Un enfant qui entend uniquement parler de victoire risque d’associer sa valeur à ses performances.

À l’inverse, mettre en avant ses efforts lui permet de développer une motivation plus durable.

Par exemple :

  • « Tu t’es vraiment accroché jusqu’au bout. »
  • « Tu as beaucoup progressé. »
  • « Tu n’as pas abandonné malgré les difficultés. »

Ces encouragements renforcent sa confiance bien davantage qu’un simple « Bravo, tu as gagné ».

Montrer que les adultes perdent aussi

Les enfants observent énormément leurs parents.

Lorsque vous perdez à un jeu, ratez une recette ou faites une erreur au travail, votre réaction leur montre qu’il est possible d’accepter un échec sans se décourager.

Dire simplement :

« Je suis un peu déçu, mais ce n’est pas grave, je ferai mieux la prochaine fois. »

leur offre un modèle précieux.

Ne pas toujours laisser gagner

Par amour ou pour éviter les crises, certains parents laissent volontairement leur enfant gagner.

Pourtant, perdre de temps en temps est indispensable.

Bien sûr, avec les tout-petits, il est normal d’adapter la difficulté du jeu.

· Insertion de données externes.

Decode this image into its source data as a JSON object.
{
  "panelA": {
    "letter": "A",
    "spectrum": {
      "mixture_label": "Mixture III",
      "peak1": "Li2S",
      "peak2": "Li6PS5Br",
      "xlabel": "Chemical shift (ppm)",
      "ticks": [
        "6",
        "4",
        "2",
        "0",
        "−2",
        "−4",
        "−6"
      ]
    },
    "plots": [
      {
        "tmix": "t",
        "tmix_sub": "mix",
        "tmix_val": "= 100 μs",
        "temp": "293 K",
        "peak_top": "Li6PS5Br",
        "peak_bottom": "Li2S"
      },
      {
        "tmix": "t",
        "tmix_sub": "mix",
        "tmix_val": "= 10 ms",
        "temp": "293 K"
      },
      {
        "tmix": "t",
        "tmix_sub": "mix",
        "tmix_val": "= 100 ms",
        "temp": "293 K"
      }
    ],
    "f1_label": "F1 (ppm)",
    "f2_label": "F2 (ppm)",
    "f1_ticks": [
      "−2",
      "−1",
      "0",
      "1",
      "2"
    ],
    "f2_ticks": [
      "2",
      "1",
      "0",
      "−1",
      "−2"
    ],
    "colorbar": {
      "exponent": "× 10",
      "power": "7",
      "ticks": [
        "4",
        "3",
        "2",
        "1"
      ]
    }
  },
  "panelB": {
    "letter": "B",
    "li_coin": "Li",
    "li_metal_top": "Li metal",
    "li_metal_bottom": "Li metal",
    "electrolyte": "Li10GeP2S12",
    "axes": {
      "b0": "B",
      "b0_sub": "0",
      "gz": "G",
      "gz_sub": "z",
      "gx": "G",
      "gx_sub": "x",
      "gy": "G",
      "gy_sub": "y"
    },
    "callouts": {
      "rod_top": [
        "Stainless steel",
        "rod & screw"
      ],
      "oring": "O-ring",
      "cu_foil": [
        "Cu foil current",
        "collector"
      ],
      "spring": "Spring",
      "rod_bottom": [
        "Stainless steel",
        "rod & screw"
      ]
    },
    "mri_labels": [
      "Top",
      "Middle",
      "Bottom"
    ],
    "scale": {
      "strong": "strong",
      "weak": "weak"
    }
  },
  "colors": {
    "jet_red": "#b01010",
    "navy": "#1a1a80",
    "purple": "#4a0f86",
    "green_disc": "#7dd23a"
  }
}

Mais à mesure qu’ils grandissent, il est important qu’ils découvrent que l’on ne gagne pas systématiquement.

C’est ainsi qu’ils développent leur tolérance à la frustration.

Transformer la défaite en expérience

Après un match ou un jeu, prenez quelques minutes pour discuter avec votre enfant.

Vous pouvez lui demander :

  • Qu’as-tu préféré ?
  • Qu’est-ce qui a été difficile ?
  • Qu’aimerais-tu essayer la prochaine fois ?

L’objectif n’est pas d’analyser chaque erreur, mais de lui montrer que chaque expérience permet d’apprendre quelque chose.

Attention à la pression des adultes

Parfois, sans le vouloir, les parents transmettent une forte pression de résultat.

Des phrases comme :

  • « Tu devais gagner. »
  • « Tu peux faire mieux. »
  • « Tu n’as pas assez donné. »

peuvent renforcer la peur de l’échec.

L’enfant a surtout besoin de sentir que l’amour et la fierté de ses parents ne dépendent pas de ses performances.

Le sport : une formidable école de la vie

Les activités sportives sont particulièrement riches pour apprendre à gérer la victoire comme la défaite.

Au fil des saisons, les enfants découvrent :

  • l’esprit d’équipe ;
  • le respect des adversaires ;
  • l’importance du travail ;
  • la persévérance.

Ils comprennent aussi qu’un mauvais match ne définit pas un joueur, tout comme une mauvaise note ne définit pas un élève.

Une compétence qui servira toute la vie

Apprendre à perdre ne signifie pas renoncer à l’envie de réussir. Au contraire. Cela permet de comprendre que les obstacles font partie du chemin.

Les enfants qui acceptent progressivement la défaite développent souvent davantage de confiance en eux. Ils osent essayer, prennent des initiatives et rebondissent plus facilement lorsqu’ils rencontrent une difficulté.

Parce qu’au fond, dans la vie, le plus important n’est pas de gagner à chaque fois… mais de continuer à avancer, d’apprendre de ses erreurs et de croire en ses capacités. C’est peut-être là la plus belle des victoires.